• Stories of the Unseen is a presentation of work from photographer and visual artist, Tayo Adekunle by Edinburgh Printmakers. Adekunle’s...
    Tayo Adekunle, Acceptance of Duality, giclee print, 2024. 

    Stories of the Unseen is a presentation of work from photographer and visual artist, Tayo Adekunle by Edinburgh Printmakers. Adekunle’s practice explores issues surrounding race, gender and sexuality as well as racial and colonial history, predominantly through portraiture and self-portraiture. Works from Reclamation of the Exposition (2020) explore the fetishization of black women’s bodies, through the human displays in ethnographic expositions. In a new body of work, Adekunle explores the power that stories hold in the preservation of history, tradition and culture. Referencing Èù, an Orisha from Yoruba Spiritual Tradition in a conversation about misrepresentation. 

     

    Tayo Adekunle (b. 1997) is a Nigerian-British visual artist from West Yorkshire, based in London. Using predominantly portraiture and self-portraiture, her work explores issues surrounding race, gender and sexuality. In an interrogation of racial and colonial history, her work is centered around reworking tropes and narratives about black people and black culture. Tayo received her BA(Hons) in Photography at Edinburgh College of Art in 2020. Since then she has been an artist in residence at institutions around the UK including the Southbank Centre in London, Leeds Playhouse in Leeds, Hospitalfield in Arbroath, Dundee and Edinburgh Printmakers in Edinburgh.  

     

  • Stories of the Unseen focuses on those who have been misrepresented, mistreated or ignored in history. The exhibition includes some...
    Tayo Adekunle, Guardian, toyobo polymer photogravure, 2024

    Stories of the Unseen focuses on those who have been misrepresented, mistreated or ignored in history.
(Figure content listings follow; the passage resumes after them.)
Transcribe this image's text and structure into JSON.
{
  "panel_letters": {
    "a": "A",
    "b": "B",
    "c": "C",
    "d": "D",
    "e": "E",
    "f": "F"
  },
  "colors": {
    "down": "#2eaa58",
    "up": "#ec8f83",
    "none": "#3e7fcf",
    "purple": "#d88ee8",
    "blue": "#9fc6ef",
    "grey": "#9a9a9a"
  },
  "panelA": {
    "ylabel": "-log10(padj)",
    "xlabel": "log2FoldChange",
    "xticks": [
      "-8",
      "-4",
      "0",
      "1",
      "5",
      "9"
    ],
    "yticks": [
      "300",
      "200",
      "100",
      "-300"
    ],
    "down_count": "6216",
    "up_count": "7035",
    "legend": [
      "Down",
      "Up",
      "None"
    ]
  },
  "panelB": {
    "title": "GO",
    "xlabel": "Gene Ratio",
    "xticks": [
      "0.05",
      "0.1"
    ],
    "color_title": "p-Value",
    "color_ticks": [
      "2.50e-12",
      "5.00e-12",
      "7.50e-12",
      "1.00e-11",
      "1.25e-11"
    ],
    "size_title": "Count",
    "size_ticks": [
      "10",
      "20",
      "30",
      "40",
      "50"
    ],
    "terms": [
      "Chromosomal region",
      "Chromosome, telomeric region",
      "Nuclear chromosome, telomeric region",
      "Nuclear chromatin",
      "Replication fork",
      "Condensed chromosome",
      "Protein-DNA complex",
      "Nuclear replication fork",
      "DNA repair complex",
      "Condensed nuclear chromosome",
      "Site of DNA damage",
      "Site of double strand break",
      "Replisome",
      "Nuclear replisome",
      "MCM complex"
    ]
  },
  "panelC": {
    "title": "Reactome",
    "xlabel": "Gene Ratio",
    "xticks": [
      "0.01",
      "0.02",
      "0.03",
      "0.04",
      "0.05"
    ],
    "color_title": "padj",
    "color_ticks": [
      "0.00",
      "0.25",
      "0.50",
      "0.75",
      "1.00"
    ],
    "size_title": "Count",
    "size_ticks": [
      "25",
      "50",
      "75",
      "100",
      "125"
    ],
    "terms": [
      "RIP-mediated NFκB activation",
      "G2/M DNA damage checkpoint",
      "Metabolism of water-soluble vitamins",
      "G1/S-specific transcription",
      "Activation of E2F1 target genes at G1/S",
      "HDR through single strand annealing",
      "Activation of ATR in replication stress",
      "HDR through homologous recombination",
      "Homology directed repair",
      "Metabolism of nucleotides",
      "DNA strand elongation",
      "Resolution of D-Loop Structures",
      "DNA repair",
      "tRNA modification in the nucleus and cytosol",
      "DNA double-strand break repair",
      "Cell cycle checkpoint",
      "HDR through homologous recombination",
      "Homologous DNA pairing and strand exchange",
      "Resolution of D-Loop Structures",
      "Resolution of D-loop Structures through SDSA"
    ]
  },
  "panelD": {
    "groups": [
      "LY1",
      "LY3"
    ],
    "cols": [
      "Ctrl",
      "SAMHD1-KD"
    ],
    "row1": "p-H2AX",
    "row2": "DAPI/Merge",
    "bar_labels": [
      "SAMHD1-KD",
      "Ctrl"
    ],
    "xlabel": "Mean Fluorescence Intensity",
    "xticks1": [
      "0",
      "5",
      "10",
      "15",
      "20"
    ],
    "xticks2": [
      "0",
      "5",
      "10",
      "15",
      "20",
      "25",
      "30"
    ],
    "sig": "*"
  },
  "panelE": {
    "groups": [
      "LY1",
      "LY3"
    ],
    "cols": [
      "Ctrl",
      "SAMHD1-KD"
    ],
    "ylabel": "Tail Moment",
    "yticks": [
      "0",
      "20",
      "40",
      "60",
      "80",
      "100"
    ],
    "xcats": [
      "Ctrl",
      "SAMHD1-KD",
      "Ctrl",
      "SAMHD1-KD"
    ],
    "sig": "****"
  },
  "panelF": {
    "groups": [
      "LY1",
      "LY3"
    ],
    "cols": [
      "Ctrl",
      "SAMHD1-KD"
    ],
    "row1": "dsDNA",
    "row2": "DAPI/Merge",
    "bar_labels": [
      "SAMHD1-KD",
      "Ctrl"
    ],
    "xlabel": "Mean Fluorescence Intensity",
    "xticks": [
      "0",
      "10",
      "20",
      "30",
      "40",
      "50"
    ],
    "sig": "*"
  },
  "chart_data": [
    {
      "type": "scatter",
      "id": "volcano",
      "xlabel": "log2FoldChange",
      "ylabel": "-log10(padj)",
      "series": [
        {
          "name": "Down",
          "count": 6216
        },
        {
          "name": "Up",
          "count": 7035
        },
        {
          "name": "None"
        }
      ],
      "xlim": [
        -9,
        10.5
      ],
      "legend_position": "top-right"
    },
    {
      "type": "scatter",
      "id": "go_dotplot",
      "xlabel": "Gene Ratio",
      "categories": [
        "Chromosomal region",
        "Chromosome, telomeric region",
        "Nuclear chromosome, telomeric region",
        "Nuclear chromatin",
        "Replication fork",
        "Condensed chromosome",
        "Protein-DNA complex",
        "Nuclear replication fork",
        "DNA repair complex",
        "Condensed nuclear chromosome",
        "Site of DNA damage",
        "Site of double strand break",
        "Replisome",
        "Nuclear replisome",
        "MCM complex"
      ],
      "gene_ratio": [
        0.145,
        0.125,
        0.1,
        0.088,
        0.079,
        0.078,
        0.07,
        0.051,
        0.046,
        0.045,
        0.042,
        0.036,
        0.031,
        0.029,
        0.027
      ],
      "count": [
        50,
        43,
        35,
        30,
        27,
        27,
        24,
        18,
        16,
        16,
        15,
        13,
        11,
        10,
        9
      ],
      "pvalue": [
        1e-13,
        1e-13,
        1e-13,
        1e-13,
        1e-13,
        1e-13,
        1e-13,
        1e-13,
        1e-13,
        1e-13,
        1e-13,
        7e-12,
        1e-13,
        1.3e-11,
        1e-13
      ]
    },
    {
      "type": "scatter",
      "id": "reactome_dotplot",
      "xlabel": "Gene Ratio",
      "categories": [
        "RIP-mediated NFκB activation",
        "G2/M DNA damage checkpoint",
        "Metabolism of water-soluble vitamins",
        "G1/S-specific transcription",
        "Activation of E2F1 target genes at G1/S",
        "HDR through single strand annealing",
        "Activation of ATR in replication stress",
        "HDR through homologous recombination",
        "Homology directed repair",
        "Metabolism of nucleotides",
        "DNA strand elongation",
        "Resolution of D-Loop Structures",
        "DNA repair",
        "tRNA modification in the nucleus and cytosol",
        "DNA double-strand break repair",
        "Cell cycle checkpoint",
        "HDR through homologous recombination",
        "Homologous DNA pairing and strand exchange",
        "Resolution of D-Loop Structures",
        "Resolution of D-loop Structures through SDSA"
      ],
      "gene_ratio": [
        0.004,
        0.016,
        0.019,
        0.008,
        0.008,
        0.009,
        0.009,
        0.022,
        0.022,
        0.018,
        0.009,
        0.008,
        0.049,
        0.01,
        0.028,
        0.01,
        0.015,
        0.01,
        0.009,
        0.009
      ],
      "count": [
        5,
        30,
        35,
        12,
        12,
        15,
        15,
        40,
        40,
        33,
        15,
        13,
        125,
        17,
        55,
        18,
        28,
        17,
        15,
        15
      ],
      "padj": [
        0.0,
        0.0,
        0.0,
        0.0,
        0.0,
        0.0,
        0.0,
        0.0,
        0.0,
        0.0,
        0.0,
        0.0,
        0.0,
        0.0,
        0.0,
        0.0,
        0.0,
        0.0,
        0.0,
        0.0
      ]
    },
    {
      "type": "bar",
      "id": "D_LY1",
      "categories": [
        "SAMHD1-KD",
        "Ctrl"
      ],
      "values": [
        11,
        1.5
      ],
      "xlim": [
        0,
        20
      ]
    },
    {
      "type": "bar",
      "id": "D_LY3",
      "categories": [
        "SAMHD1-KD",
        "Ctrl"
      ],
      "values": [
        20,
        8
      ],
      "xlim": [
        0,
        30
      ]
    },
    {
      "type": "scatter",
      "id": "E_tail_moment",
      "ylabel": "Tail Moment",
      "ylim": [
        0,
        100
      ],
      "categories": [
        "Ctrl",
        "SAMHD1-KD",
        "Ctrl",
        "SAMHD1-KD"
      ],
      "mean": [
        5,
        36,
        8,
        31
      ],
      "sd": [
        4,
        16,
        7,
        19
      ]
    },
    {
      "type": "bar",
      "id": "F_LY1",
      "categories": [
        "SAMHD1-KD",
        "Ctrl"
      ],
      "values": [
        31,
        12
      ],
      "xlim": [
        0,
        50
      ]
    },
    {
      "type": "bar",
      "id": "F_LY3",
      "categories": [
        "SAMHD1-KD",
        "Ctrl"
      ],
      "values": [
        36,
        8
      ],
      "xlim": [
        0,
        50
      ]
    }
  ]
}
The exhibition includes some of the artist’s previous work as well as a new body of work that is the result of a Toyobo residency at Edinburgh Printmakers.

     

    In a new body of work, Adekunle explores the power that stories hold in the preservation of history, tradition and culture. The Berlin Conference of 1884-85 contributed to the division of Africa between European powers and to the formation of the countries of Africa that we know today. Maps show the progressive change in boundaries on the continent and illustrate the imposed changes these boundaries brought. Inspired by the creation of borders and the formation of countries, Adekunle has created a textile print using maps of Africa from different periods of time - from pre-colonial to the present day.

  • New Works

  • Adekunle's new work explores the importance of storytelling in heritage and cultural traditions. The fabric in which the figures are draped, as well as in the installation Scramble, represents the division of Africa between European powers.

     

    The two Toyobo prints, Éṣù and Guardian, are of the figure of Éṣù, who is considered to be the guardian of gateways, pathways, and crossroads.

     

  • Reclamation of the Exposition

  • Works from Reclamation of the Exposition (2020) explore the commodification, fetishization and sexualisation of the black women’s bodies, specifically through the human displays in ethnographic expositions in the 18th and 19th centuries. The work is influenced by ethnographic photographs which were circulated as pornography. Black (and other racial minority) bodies were photographed either naked in front of a white background, stripped of their identity, or surrounded by random tropical plants to make the photographs seem authentic. Using self-portraiture and digital collage whilst drawing from Prince Roland Napoleon Bonaparte’s photographic collection ‘Boshimans et Hottentots’, the works combine the contemporary with historic ways of being seen. In the larger works, Adekunle turns herself into a spectacle, recalling the use of black people’s bodies for European entertainment.

     

  • Artefact Series

  • The smaller Artefact (2020) works see the artist placed alongside the women photographed in Bonaparte’s collection. In mirroring the stances of those photographed, Adekunle reflects on the ways in which the legacy of the treatment of these women and women like them exists today.

     

  • Yemoja
    Yemoja, giclee print, 2021

    Yemoja

    An important part of Adekunle’s practice is how she can use her work to celebrate the richness of her heritage. Yemoja (2021), is a depiction of the motherly Orisha from Yoruba spiritual practice. She has associations with water and the moon and is often linked with the figure of the Virgin Mary in South America and Afro-Cuban practices. Shown with visual markers of the Transatlantic Slave Trade, the work illustrates the duality of Adekunle’s practice. Yemoja acts as a negotiation of painful histories while also representing a celebration of connection with cultural history.
  • Tayo Adekunle’s residency and exhibition are supported by the British Council. We would also like to thank Hahnemühle for supporting the production of Tayo Adekunle's work.